Le Temps
Jeudi 15 Septembre 2011
Le sort européen du projet «Rubik» passe-t-il par la case grecque? Au parlement de Strasbourg, la signature par l’Allemagne et le Royaume-Uni de deux accords fiscaux avec la Suisse provoque en tout cas une nouvelle levée de boucliers, motivée cette fois par la situation en Grèce. Affirmant que l’évasion fiscale grecque dans les banques helvétiques représente environ 200 milliards d’euros, soit plus que le dernier plan de sauvetage de l’UE (158 milliards y compris l’implication des créanciers privés), plusieurs eurodéputés ont exigé mercredi que la Commission européenne hausse le ton envers Berne. Avec, comme modèle, les pressions exercées actuellement sur la Confédération par les Etats-Unis.
«Le Parlement européen est dépourvu de compétences directes en matière fiscale, mais il pourrait par exemple auditionner les responsables américains et leur demander conseil», argumente l’eurodéputée socialiste française Pervenche Bérès, qui a depuis longtemps la Suisse dans le collimateur. L’idée reste, pour ces partisans d’une traque fiscale accrue, que l’Union européenne obtienne de la Suisse des concessions identiques à celles faites à Washington. «Les accords signés par l’Allemagne et le Royaume-Uni ne doivent surtout pas inciter les autres pays de l’UE à négocier chacun de leur côté, poursuit l’élue. C’est tous ensemble que nous obtiendrons un rapport de force avantageux.»

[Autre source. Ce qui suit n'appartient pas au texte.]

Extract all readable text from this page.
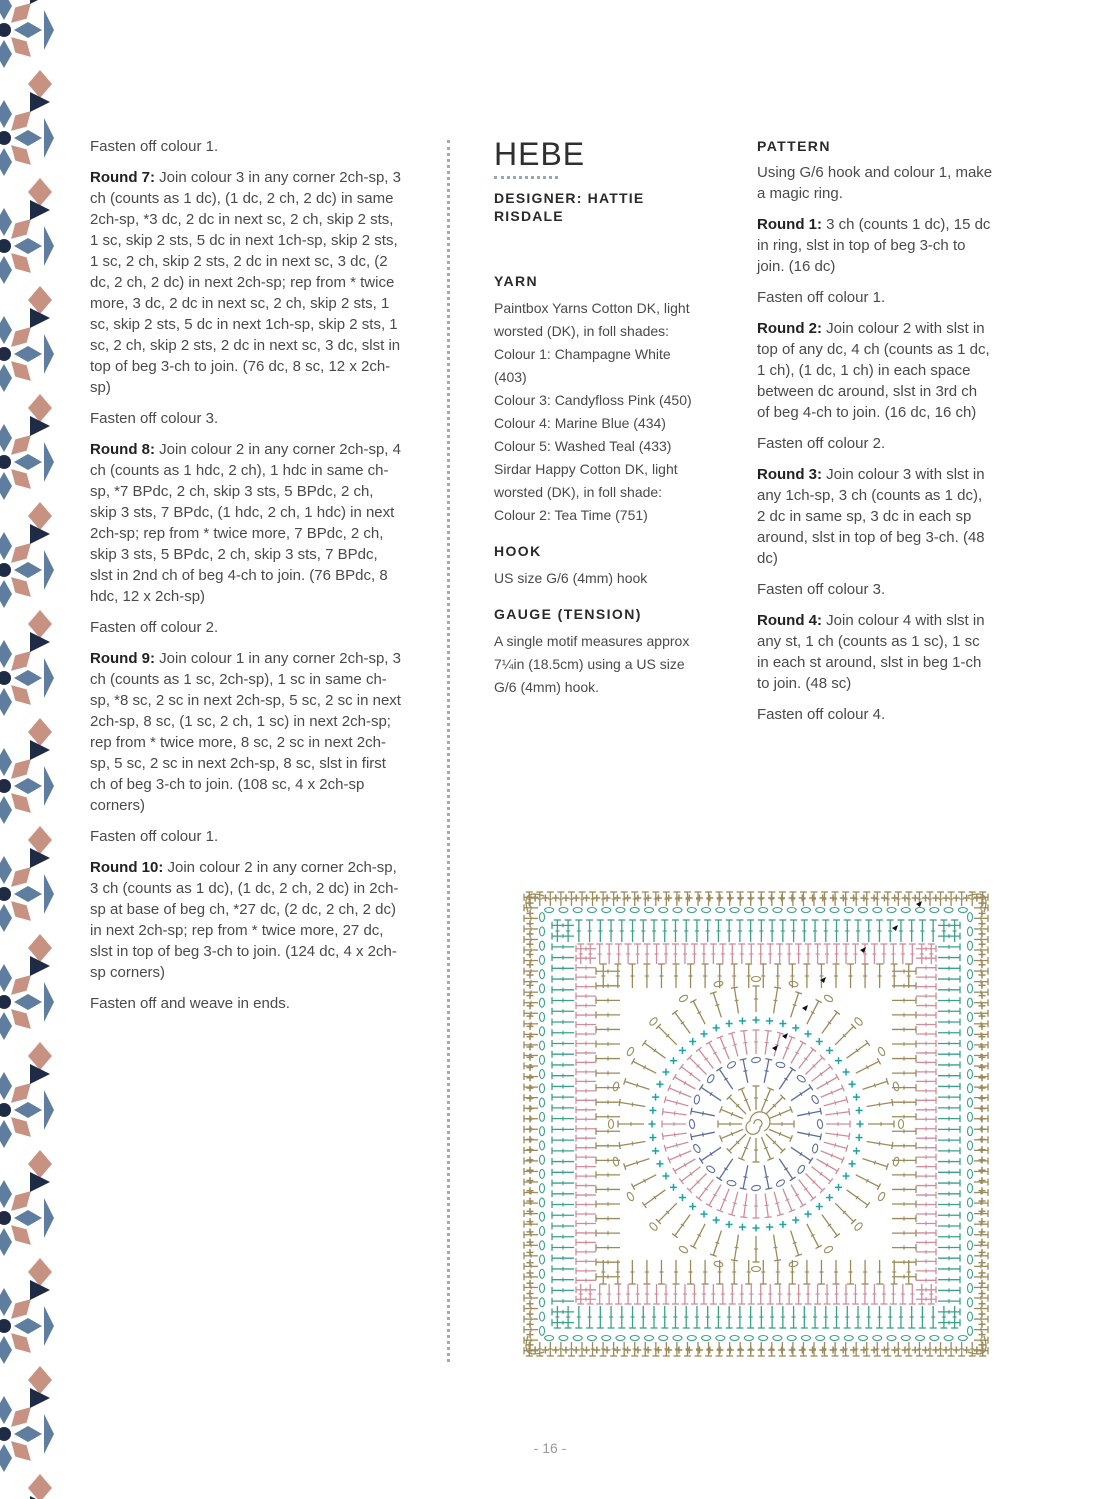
Fasten off colour 1.

Round 7: Join colour 3 in any corner 2ch-sp, 3 ch (counts as 1 dc), (1 dc, 2 ch, 2 dc) in same 2ch-sp, *3 dc, 2 dc in next sc, 2 ch, skip 2 sts, 1 sc, skip 2 sts, 5 dc in next 1ch-sp, skip 2 sts, 1 sc, 2 ch, skip 2 sts, 2 dc in next sc, 3 dc, (2 dc, 2 ch, 2 dc) in next 2ch-sp; rep from * twice more, 3 dc, 2 dc in next sc, 2 ch, skip 2 sts, 1 sc, skip 2 sts, 5 dc in next 1ch-sp, skip 2 sts, 1 sc, 2 ch, skip 2 sts, 2 dc in next sc, 3 dc, slst in top of beg 3-ch to join. (76 dc, 8 sc, 12 x 2ch-sp)

Fasten off colour 3.

Round 8: Join colour 2 in any corner 2ch-sp, 4 ch (counts as 1 hdc, 2 ch), 1 hdc in same ch-sp, *7 BPdc, 2 ch, skip 3 sts, 5 BPdc, 2 ch, skip 3 sts, 7 BPdc, (1 hdc, 2 ch, 1 hdc) in next 2ch-sp; rep from * twice more, 7 BPdc, 2 ch, skip 3 sts, 5 BPdc, 2 ch, skip 3 sts, 7 BPdc, slst in 2nd ch of beg 4-ch to join. (76 BPdc, 8 hdc, 12 x 2ch-sp)

Fasten off colour 2.

Round 9: Join colour 1 in any corner 2ch-sp, 3 ch (counts as 1 sc, 2ch-sp), 1 sc in same ch-sp, *8 sc, 2 sc in next 2ch-sp, 5 sc, 2 sc in next 2ch-sp, 8 sc, (1 sc, 2 ch, 1 sc) in next 2ch-sp; rep from * twice more, 8 sc, 2 sc in next 2ch-sp, 5 sc, 2 sc in next 2ch-sp, 8 sc, slst in first ch of beg 3-ch to join. (108 sc, 4 x 2ch-sp corners)

Fasten off colour 1.

Round 10: Join colour 2 in any corner 2ch-sp, 3 ch (counts as 1 dc), (1 dc, 2 ch, 2 dc) in 2ch-sp at base of beg ch, *27 dc, (2 dc, 2 ch, 2 dc) in next 2ch-sp; rep from * twice more, 27 dc, slst in top of beg 3-ch to join. (124 dc, 4 x 2ch-sp corners)

Fasten off and weave in ends.

HEBE

DESIGNER: HATTIE

RISDALE

YARN

Paintbox Yarns Cotton DK, light
worsted (DK), in foll shades:
Colour 1: Champagne White
(403)
Colour 3: Candyfloss Pink (450)
Colour 4: Marine Blue (434)
Colour 5: Washed Teal (433)
Sirdar Happy Cotton DK, light
worsted (DK), in foll shade:
Colour 2: Tea Time (751)

HOOK

US size G/6 (4mm) hook

GAUGE (TENSION)

A single motif measures approx
7¼in (18.5cm) using a US size
G/6 (4mm) hook.

PATTERN

Using G/6 hook and colour 1, make a magic ring.

Round 1: 3 ch (counts 1 dc), 15 dc in ring, slst in top of beg 3-ch to join. (16 dc)

Fasten off colour 1.

Round 2: Join colour 2 with slst in top of any dc, 4 ch (counts as 1 dc, 1 ch), (1 dc, 1 ch) in each space between dc around, slst in 3rd ch of beg 4-ch to join. (16 dc, 16 ch)

Fasten off colour 2.

Round 3: Join colour 3 with slst in any 1ch-sp, 3 ch (counts as 1 dc), 2 dc in same sp, 3 dc in each sp around, slst in top of beg 3-ch. (48 dc)

Fasten off colour 3.

Round 4: Join colour 4 with slst in any st, 1 ch (counts as 1 sc), 1 sc in each st around, slst in beg 1-ch to join. (48 sc)

Fasten off colour 4.

- 16 -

L’autre cible est la Commission européenne, accusée d’avoir «laissé faire» Berlin et Londres et de n’avoir toujours pas réagi aux deux accords récemment conclus avec la Suisse. Mercredi, plusieurs parlementaires européens membres de la Commission des affaires économiques ont même évoqué l’idée d’une motion de défiance contre le commissaire à la Fiscalité Algirdas Semeta, jugé beaucoup trop passif. Une option également étudiée est une mission aux Etats-Unis, pour rencontrer les experts de l’IRS (le fisc américain) spécialisés dans la traque des avoirs placés dans les banques helvétiques. L’idée qu’un accord de type «Rubik» puisse être avantageux pour la Grèce, confrontée à un besoin urgent de financement et intéressée par une telle négociation, est toutefois prise en compte à Strasbourg, surtout dans le camp conservateur: «L’Etat grec n’est pas en mesure de faire rentrer l’impôt alors que la Suisse peut – et veut – payer pour régler son passif fiscal. Ne l’oublions pas», lche l’élu luxembourgeois Robert Goebbels.